Estoy aburrido. O perezoso. Que no es lo mismo. ¿Será este estado de lasitud mío producto de esta yincana de atracones navideños en la que estamos sumergidos estos días? ¿O será producto de otro empacho: del provocado por las docenas de felicitaciones de personas que me llegan por mail, por watsapp etc? De algunas de ellas, por cierto, su último mensaje es de Navidad del año pasado.
Sí, me da cierta pereza escribir sobre este producto cultural que es la Navidad. Pues año tras año, el formato no cambia. No hay sorpresas. Todo esto me parece un interminable déjà vu. ¿Podríamos ponernos a pensar entre todos en crear algo distinto a la Navidad? Aunque cuando utilizamos la palabra crear estamos ya aludiendo lo distinto, pues lo creado tiene que ser algo diferente a lo que ya conocemos; porque si no, sólo estaríamos dedicándonos a fabricar. Estaríamos copiando. La creación tiene siempre que ser novedosa. Lo dicen los cristianos: Dios creó el mundo. Innovó pariendo todo esto que nos rodea de la nada. Por tanto, el ser humano puede emular a Dios si se dedica a crear. Pero en Navidad no celebramos la creación, no. Celebramos el nacimiento del hijo de Dios. Una celebración que no es creación, pues se basa en herencias pasadas de otras, a su vez, celebraciones. Se basa en la tradición. Se basa en la inercia del pasado. Según ciertos estudiosos, la celebración de esta fiesta el 25 de diciembre se debe a la antigua conmemoración del nacimiento anual del dios-Sol en el solsticio de invierno (natalis invicti Solis), adaptada por la Iglesia católica en el tercer siglo d.C. La idea era permitir la conversión de los pueblos paganos al cristianismo. Ofreciéndoles algo que ya conocían. Lo mismo, pero con diferente nombre. Por tanto, la Navidad no fue creada. Fue fabricada.
Podríamos pensar en juntarnos no para comer o cenar en familia, sino en reunirnos para ayunar. Nos vendría bien para limpiar nuestro cuerpo de toxinas. Y para perder unos kilos de más. Depurarnos así un poco.
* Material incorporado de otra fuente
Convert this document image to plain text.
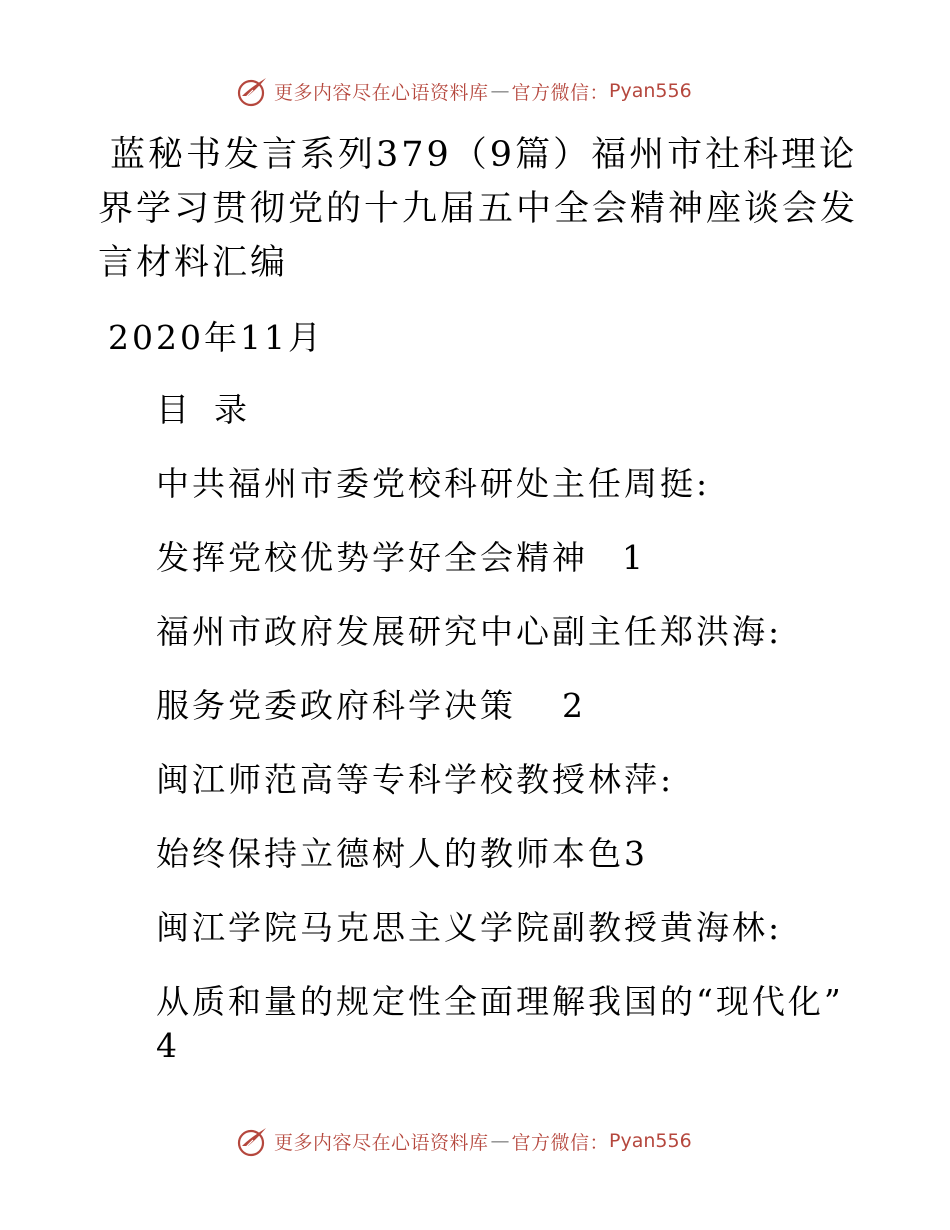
更多内容尽在心语资料库 — 官方微信： Pyan556
蓝秘书发言系列379（9篇）福州市社科理论界学习贯彻党的十九届五中全会精神座谈会发言材料汇编
2020年11月
目 录
中共福州市委党校科研处主任周挺:
发挥党校优势学好全会精神 1
福州市政府发展研究中心副主任郑洪海:
服务党委政府科学决策 2
闽江师范高等专科学校教授林萍:
始终保持立德树人的教师本色3
闽江学院马克思主义学院副教授黄海林:
从质和量的规定性全面理解我国的“现代化”
4
更多内容尽在心语资料库 — 官方微信： Pyan556
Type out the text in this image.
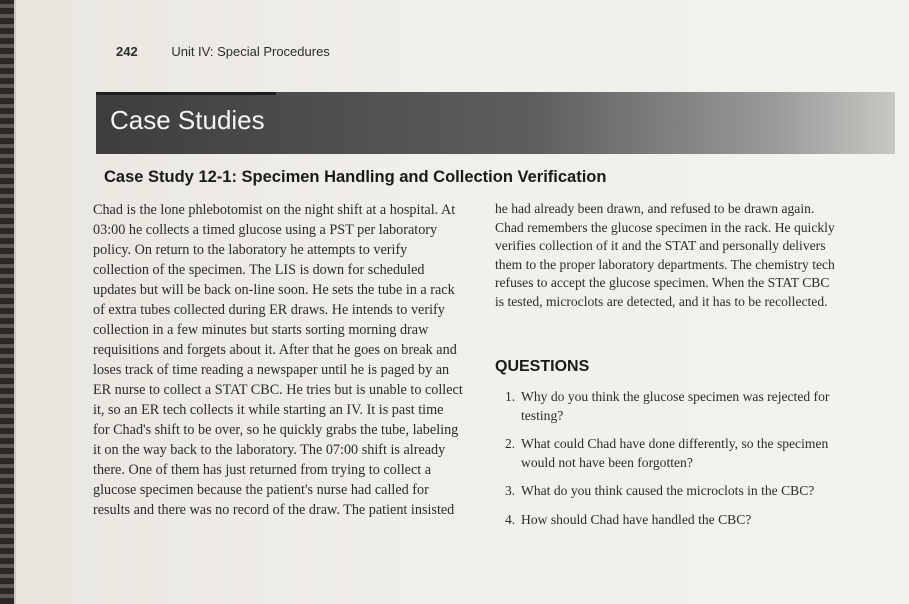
242	Unit IV: Special Procedures
Case Studies
Case Study 12-1: Specimen Handling and Collection Verification

Chad is the lone phlebotomist on the night shift at a hospital. At 03:00 he collects a timed glucose using a PST per laboratory policy. On return to the laboratory he attempts to verify collection of the specimen. The LIS is down for scheduled updates but will be back on-line soon. He sets the tube in a rack of extra tubes collected during ER draws. He intends to verify collection in a few minutes but starts sorting morning draw requisitions and forgets about it. After that he goes on break and loses track of time reading a newspaper until he is paged by an ER nurse to collect a STAT CBC. He tries but is unable to collect it, so an ER tech collects it while starting an IV. It is past time for Chad's shift to be over, so he quickly grabs the tube, labeling it on the way back to the laboratory. The 07:00 shift is already there. One of them has just returned from trying to collect a glucose specimen because the patient's nurse had called for results and there was no record of the draw. The patient insisted

he had already been drawn, and refused to be drawn again. Chad remembers the glucose specimen in the rack. He quickly verifies collection of it and the STAT and personally delivers them to the proper laboratory departments. The chemistry tech refuses to accept the glucose specimen. When the STAT CBC is tested, microclots are detected, and it has to be recollected.

QUESTIONS
1. Why do you think the glucose specimen was rejected for testing?
2. What could Chad have done differently, so the specimen would not have been forgotten?
3. What do you think caused the microclots in the CBC?
4. How should Chad have handled the CBC?
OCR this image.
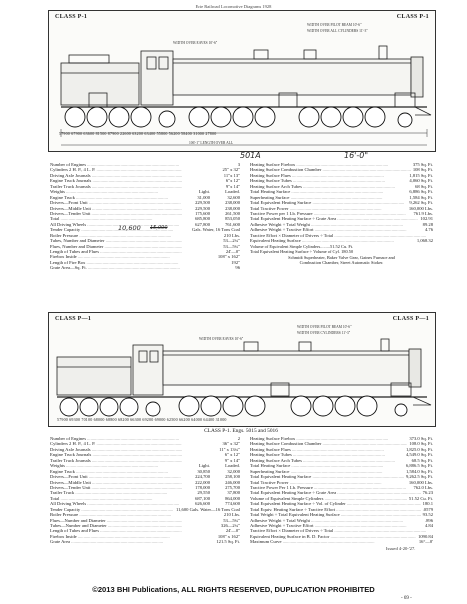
Erie Railroad Locomotive Diagrams 1928
CLASS P-1	CLASS P-1
WIDTH OVER PILOT BEAM 10'-6"
WIDTH OVER ALL CYLINDERS 11'-3"
WIDTH OVER EAVES 10'-6"
57900 67900 63600 81500 87900 22600 63200 63400 55800 56200 58400 31000 27800
106'-1" LENGTH OVER ALL
501A	16'-0"
Number of Engines .....	3
Cylinders 2 H. P., 4 L. P. .....	25" x 32"
Driving Axle Journals .....	11"x 13"
Engine Truck Journals .....	6"x 12"
Trailer Truck Journals .....	9"x 14"
Weights .....	Light.	Loaded.
Engine Truck .....	31,000	32,600
Drivers—Front Unit .....	229,500	238,000
Drivers—Middle Unit .....	229,500	238,000
Drivers—Tender Unit .....	175,600	261,500
Total .....	685,800	853,050
All Driving Wheels .....	627,800	761,600
Tender Capacity .....	Gals. Water, 16 Tons Coal
Boiler Pressure .....	210 Lbs.
Tubes, Number and Diameter .....	53—2¼"
Flues, Number and Diameter .....	53—5¾"
Length of Tubes and Flues .....	24'—0"
Firebox Inside .....	108" x 162"
Length of Fire Box .....	192"
Grate Area—Sq. Ft. .....	96
Heating Surface Firebox .....	375 Sq. Ft.
Heating Surface Combustion Chamber .....	108 Sq. Ft.
Heating Surface Flues .....	1,815 Sq. Ft.
Heating Surface Tubes .....	4,060 Sq. Ft.
Heating Surface Arch Tubes .....	68 Sq. Ft.
Total Heating Surface .....	6,886 Sq. Ft.
Superheating Surface .....	1,584 Sq. Ft.
Total Equivalent Heating Surface .....	9,262 Sq. Ft.
Total Tractive Power .....	160,000 Lbs.
Tractive Power per 1 Lb. Pressure .....	761.9 Lbs.
Total Equivalent Heating Surface ÷ Grate Area .....	102.91
Adhesive Weight ÷ Total Weight .....	89.28
Adhesive Weight ÷ Tractive Effort .....	4.76
Tractive Effort × Diameter of Drivers ÷ Total .....
Equivalent Heating Surface .....	1,068.32
10,600 15,000
Volume of Equivalent Simple Cylinders.........51.52 Cu. Ft.
Total Equivalent Heating Surface ÷ Volume of Cyl. 180.50
Schmidt Superheater, Baker Valve Gear, Gaines Furnace and
Combustion Chamber, Street Automatic Stoker.
CLASS P—1	CLASS P—1
WIDTH OVER PILOT BEAM 10'-6"
WIDTH OVER CYLINDERS 11'-3"
WIDTH OVER EAVES 10'-6"
57900 69300 70100 68000 68800 68200 66300 69200 69000 62500 66200 64000 64400 31000
CLASS P-1. Engs. 5015 and 5016
Number of Engines .....	2
Cylinders 2 H. P., 4 L. P. .....	36" x 32"
Driving Axle Journals .....	11" x 13¼"
Engine Truck Journals .....	6" x 12"
Trailer Truck Journals .....	9" x 14"
Weights .....	Light.	Loaded.
Engine Truck .....	30,850	32,000
Drivers—Front Unit .....	224,700	258,100
Drivers—Middle Unit .....	222,000	246,000
Drivers—Tender Unit .....	178,000	275,700
Trailer Truck .....	29,550	37,800
Total .....	687,100	864,000
All Driving Wheels .....	626,600	774,600
Tender Capacity .....	11,600 Gals. Water—16 Tons Coal
Boiler Pressure .....	210 Lbs.
Flues—Number and Diameter .....	53—5¾"
Tubes—Number and Diameter .....	326—2¼"
Length of Tubes and Flues .....	24'—0"
Firebox Inside .....	108" x 162"
Grate Area .....	121.5 Sq. Ft.
Heating Surface Firebox .....	373.0 Sq. Ft.
Heating Surface Combustion Chamber .....	108.0 Sq. Ft.
Heating Surface Flues .....	1,825.0 Sq. Ft.
Heating Surface Tubes .....	4,549.0 Sq. Ft.
Heating Surface Arch Tubes .....	68.5 Sq. Ft.
Total Heating Surface .....	6,886.5 Sq. Ft.
Superheating Surface .....	1,584.0 Sq. Ft.
Total Equivalent Heating Surface .....	9,262.5 Sq. Ft.
Total Tractive Power .....	160,000 Lbs.
Tractive Power Per 1 Lb. Pressure .....	762.0 Lbs.
Total Equivalent Heating Surface ÷ Grate Area .....	76.23
Volume of Equivalent Simple Cylinders .....	51.52 Cu. Ft.
Total Equivalent Heating Surface ÷ Vol. of Cylinder .....	180.1
Total Equiv. Heating Surface ÷ Tractive Effort .....	.0579
Total Weight ÷ Total Equivalent Heating Surface .....	93.52
Adhesive Weight ÷ Total Weight .....	.896
Adhesive Weight ÷ Tractive Effort .....	4.84
Tractive Effort × Diameter of Drivers ÷ Total .....
Equivalent Heating Surface in B. D. Factor .....	1090.84
Maximum Curve .....	16°—0'
Issued 4-20-'27.
©2013 BHI Publications, ALL RIGHTS RESERVED, DUPLICATION PROHIBITED
- 69 -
Podríamos, ya que estamos con el estómago vacío y nos hará más efecto, bebernos en familia una poción, por ejemplo, de Ayahuasca, esa planta mágica usada en ciertos ritos de las tribus amazónicas. Tendríamos visiones auditivas, visuales que cada cual interpretaría como presagio de lo que nos puede acontecer ese nuevo año que recién vamos comenzar. El cabeza de familia podría guiar la ceremonia y ejercer así de chamán. Y continuar con ese papel el resto del año, que seguro que da mejores frutos que creerse el jefe de esa empresa que parece ser hoy la familia. Podríamos olvidarnos de hacer regalos a los amigos invisibles. Y acuñar un nuevo término: los enemigos visibles. Y así, todo aquel que tenga algo que decirle a algún familiar ante la mesa, lo diga ya. Las cosas claras antes de comenzar el año. Eso que nunca te atreviste a decirle a, por ejemplo, tu primo carnal, se lo sueltas ahora. ¿Qué mejor regalo que una dosis de verdad para acabar el año?